Note: This was simply me exerimenting with an exponential back off example using NestJS Plus and RabbitMQ. The code in this repo is not production ready, and is only an example of how this might be done.

Flow:

  1. Main Exchange -> Main Queue
  2. If failure, goto next step.
  3. ErrorHandler strategy called due to timeout or failure.
  4. Message sent to RetryExchange and a dynamic queue is created with starting ttl. Queue Dead Letter exchange is set to MainQueue, once ttl expires message is placed back on MainQueue. Header info is added to message to track number of times retried.
  5. If failure, goto next step.
  6. Message is sent to RetryExchange again, this time header from Step#4 is read, and ttl is exponentially increased, and another queue with new ttl is created. Again dead letter exchange is set to main queue.
  7. If failure, repeat step 5-6 until retry limit reached.

Missing pieces:

  1. Theoretically this solution works, but theres a couple problems with the current implementation. The NestJS Plus implementation forces you to place the error handling logic in the worker. If the worker suffers a catastrophic failure the errorhandler code will not fire and the message will be lost. Perhaps there should be another watcher responsible for this behavior?
  2. There is no good solution to timing out the worker, and it could sit on the main queue indefinitely. Not sure what a good solution to this is...A ttl only applies to messages without an active consumer so applying a ttl would no nothing.
  3. There is currently no errorQueue implemented, ideally after your retry limit is passed the message would be forwarded to an error queue for inspection manually later so its not lost.
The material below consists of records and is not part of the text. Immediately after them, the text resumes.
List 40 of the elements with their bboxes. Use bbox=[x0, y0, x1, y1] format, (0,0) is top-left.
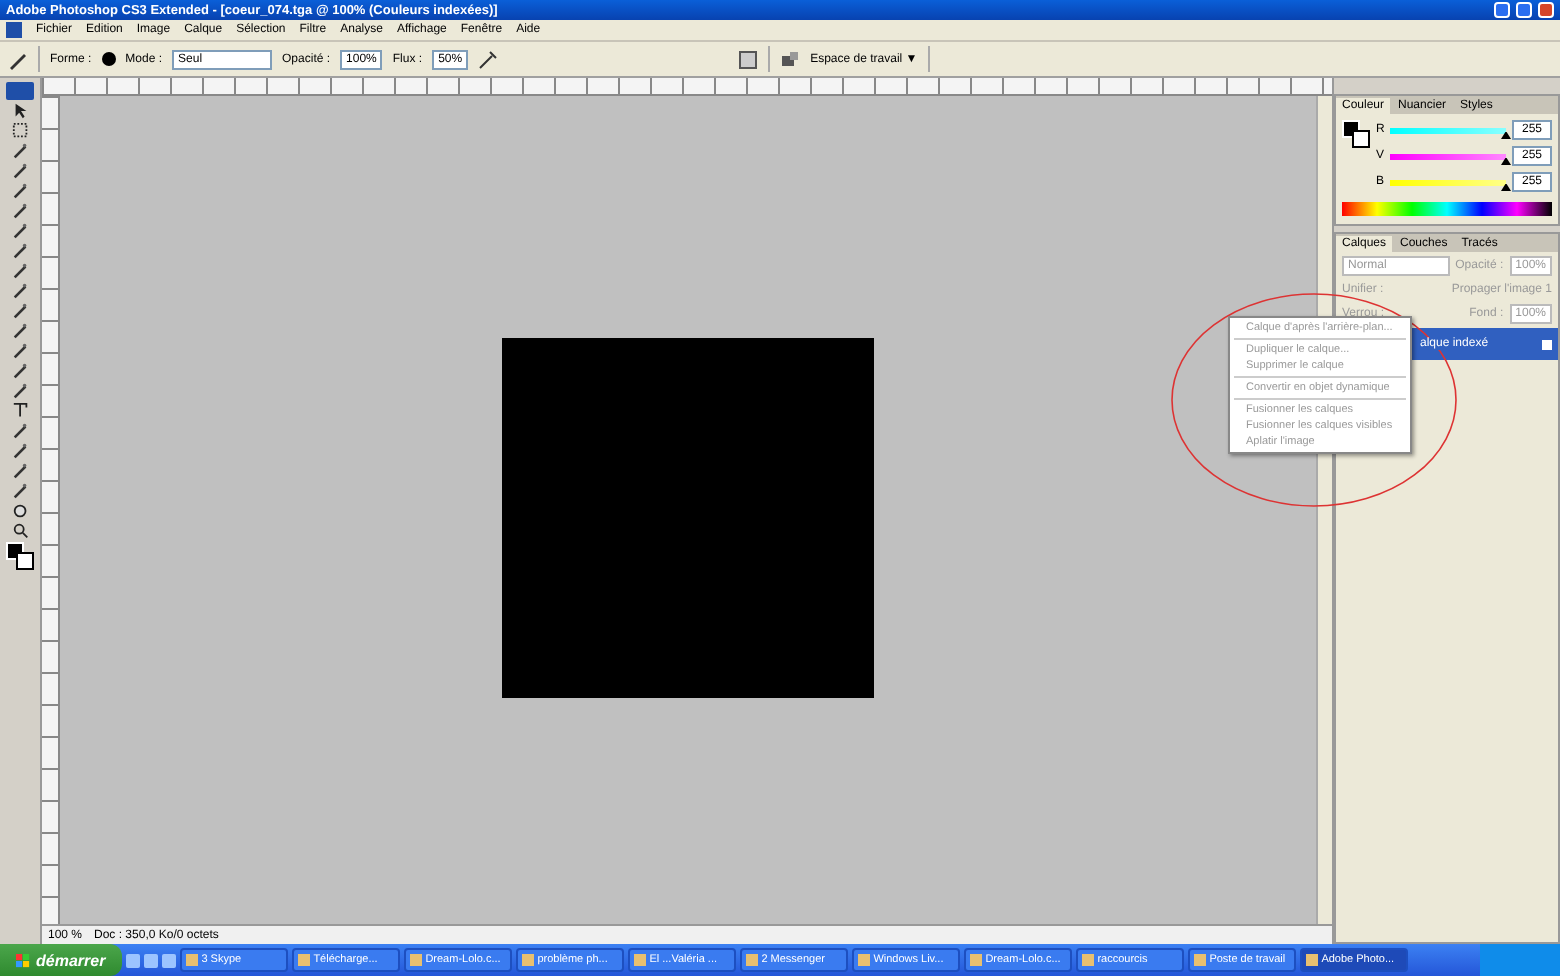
tool-icon[interactable] bbox=[11, 302, 29, 320]
app-icon bbox=[6, 22, 22, 38]
brush-icon[interactable] bbox=[8, 49, 28, 69]
tool-icon[interactable] bbox=[11, 142, 29, 160]
brush-preset[interactable] bbox=[101, 52, 116, 66]
slider-thumb[interactable] bbox=[1501, 183, 1511, 191]
tool-icon[interactable] bbox=[11, 322, 29, 340]
tool-icon[interactable] bbox=[11, 482, 29, 500]
color-spectrum[interactable] bbox=[1342, 202, 1552, 216]
tool-icon[interactable] bbox=[11, 222, 29, 240]
color-swatches[interactable] bbox=[1342, 120, 1370, 148]
tool-icon[interactable] bbox=[11, 262, 29, 280]
tool-icon[interactable] bbox=[11, 522, 29, 540]
tool-icon[interactable] bbox=[11, 202, 29, 220]
restore-button[interactable] bbox=[1516, 2, 1532, 18]
app-logo bbox=[6, 82, 34, 100]
minimize-button[interactable] bbox=[1494, 2, 1510, 18]
tool-icon[interactable] bbox=[11, 342, 29, 360]
color-swatches[interactable] bbox=[6, 542, 34, 570]
airbrush-icon[interactable] bbox=[478, 49, 499, 69]
channel-slider[interactable] bbox=[1390, 179, 1506, 185]
channel-slider[interactable] bbox=[1390, 127, 1506, 133]
tool-icon[interactable] bbox=[11, 502, 29, 520]
tool-icon[interactable] bbox=[11, 422, 29, 440]
tool-icon[interactable] bbox=[11, 462, 29, 480]
slider-thumb[interactable] bbox=[1501, 157, 1511, 165]
system-tray bbox=[1480, 944, 1560, 976]
tool-icon[interactable] bbox=[11, 402, 29, 420]
tool-icon[interactable] bbox=[11, 362, 29, 380]
channel-slider[interactable] bbox=[1390, 153, 1506, 159]
flag-icon bbox=[16, 953, 30, 967]
tool-icon[interactable] bbox=[11, 162, 29, 180]
tool-icon[interactable] bbox=[11, 182, 29, 200]
tool-icon[interactable] bbox=[11, 442, 29, 460]
tool-icon[interactable] bbox=[11, 382, 29, 400]
start-button[interactable]: démarrer bbox=[0, 944, 122, 976]
close-button[interactable] bbox=[1538, 2, 1554, 18]
tool-icon[interactable] bbox=[11, 242, 29, 260]
slider-thumb[interactable] bbox=[1501, 131, 1511, 139]
tool-icon[interactable] bbox=[11, 282, 29, 300]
With all that said, I am not convinced using RabbitMQ as a worker queue with RabbitJS is the best option. There are other frameworks that are significantly more mature for this in other languages, like Celery or Sneakers. My decision was to abandon this research project and use a Redis based solution for my needs like BullMQ.

Feel free to commit to this project if you want to take it on, I will accept them. But I will not be actively maintaining it.